KZAR
- McQueeney, Texas; United States;
- Broadcast area: San Antonio, Texas
- Frequency: 97.7 MHz

Programming
- Language: English
- Format: Contemporary worship music
- Network: Air1

Ownership
- Owner: Educational Media Foundation
- Sister stations: KZLV, KZAI

History
- First air date: July 1989; 36 years ago
- Former call signs: KQRO-FM (1987–1995); KVCQ (1995–2003); KNGT (2003–2005); KLTO-FM (2005–2011);
- Call sign meaning: Air1

Technical information
- Licensing authority: FCC
- Facility ID: 25588
- Class: C1
- ERP: 100,000 watts
- HAAT: 299 m (981 ft)
- Transmitter coordinates: 29°22′11.00″N 97°39′44.00″W﻿ / ﻿29.3697222°N 97.6622222°W

Links
- Public license information: Public file; LMS;
- Webcast: Listen Live
- Website: air1.com

= KZAR =

For the former Iraqi intelligence official, see Nadhim Kzar.

KZAR (97.7 FM) is an Air1-affiliated radio station licensed to McQueeney, Texas, United States. The station serves the San Antonio area with a contemporary worship music format.

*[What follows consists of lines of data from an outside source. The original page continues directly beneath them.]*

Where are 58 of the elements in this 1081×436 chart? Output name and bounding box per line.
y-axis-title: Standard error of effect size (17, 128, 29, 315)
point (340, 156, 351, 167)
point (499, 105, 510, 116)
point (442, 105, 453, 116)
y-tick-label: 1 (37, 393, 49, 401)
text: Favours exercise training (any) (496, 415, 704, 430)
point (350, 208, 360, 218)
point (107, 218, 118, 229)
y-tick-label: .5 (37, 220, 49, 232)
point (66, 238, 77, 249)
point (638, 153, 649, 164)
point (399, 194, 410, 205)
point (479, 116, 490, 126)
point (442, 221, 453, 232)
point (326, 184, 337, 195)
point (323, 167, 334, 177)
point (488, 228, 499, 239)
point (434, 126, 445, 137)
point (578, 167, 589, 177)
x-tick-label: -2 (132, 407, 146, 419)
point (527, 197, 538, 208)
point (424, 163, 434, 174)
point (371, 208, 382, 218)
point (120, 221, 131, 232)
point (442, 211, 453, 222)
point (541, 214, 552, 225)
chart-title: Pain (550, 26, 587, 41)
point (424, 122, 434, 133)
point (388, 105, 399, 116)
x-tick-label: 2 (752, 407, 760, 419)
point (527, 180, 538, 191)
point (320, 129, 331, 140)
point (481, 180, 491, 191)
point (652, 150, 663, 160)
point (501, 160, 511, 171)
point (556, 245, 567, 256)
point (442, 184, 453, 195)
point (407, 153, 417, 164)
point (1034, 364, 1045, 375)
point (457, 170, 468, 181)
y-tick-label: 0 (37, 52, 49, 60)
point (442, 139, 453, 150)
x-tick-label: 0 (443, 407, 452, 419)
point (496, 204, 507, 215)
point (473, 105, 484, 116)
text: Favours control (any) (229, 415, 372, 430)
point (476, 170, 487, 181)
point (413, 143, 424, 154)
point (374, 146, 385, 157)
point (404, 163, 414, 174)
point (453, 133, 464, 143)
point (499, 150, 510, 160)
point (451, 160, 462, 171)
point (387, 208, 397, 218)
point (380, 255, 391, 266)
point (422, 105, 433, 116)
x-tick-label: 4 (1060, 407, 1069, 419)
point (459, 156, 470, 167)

The station is owned by Educational Media Foundation.

==History==
KZAR began operations in July 1989 as KQRO-FM, a 3 kilowatt class A facility licensed to Cuero, Texas, changing call letters to KVCQ in 1995, KNGT in 2003, and KLTO-FM in 2005. It moved to its current tower, licensed to McQueeney, Texas, and upgraded to the current C1 class by 2008.

When it moved to San Antonio, KLTO-FM broadcast a reggaeton format until 2008, then changed to rock under the "977 Rock" branding.

On February 4, 2011, the station changed formats to top 40 as "Party 97.7". The station's direction leaned towards dance, but played the usual top 40/CHR fare, similar to rivals KXXM and KTFM.

On August 15, 2011, Univision Radio sold KLTO-FM to Educational Media Foundation, which flipped the station to the Air 1 network (which at that time carried a Christian rock format) in mid to late November. Its previous formats could be heard on KBBT HD2 when Univision had it.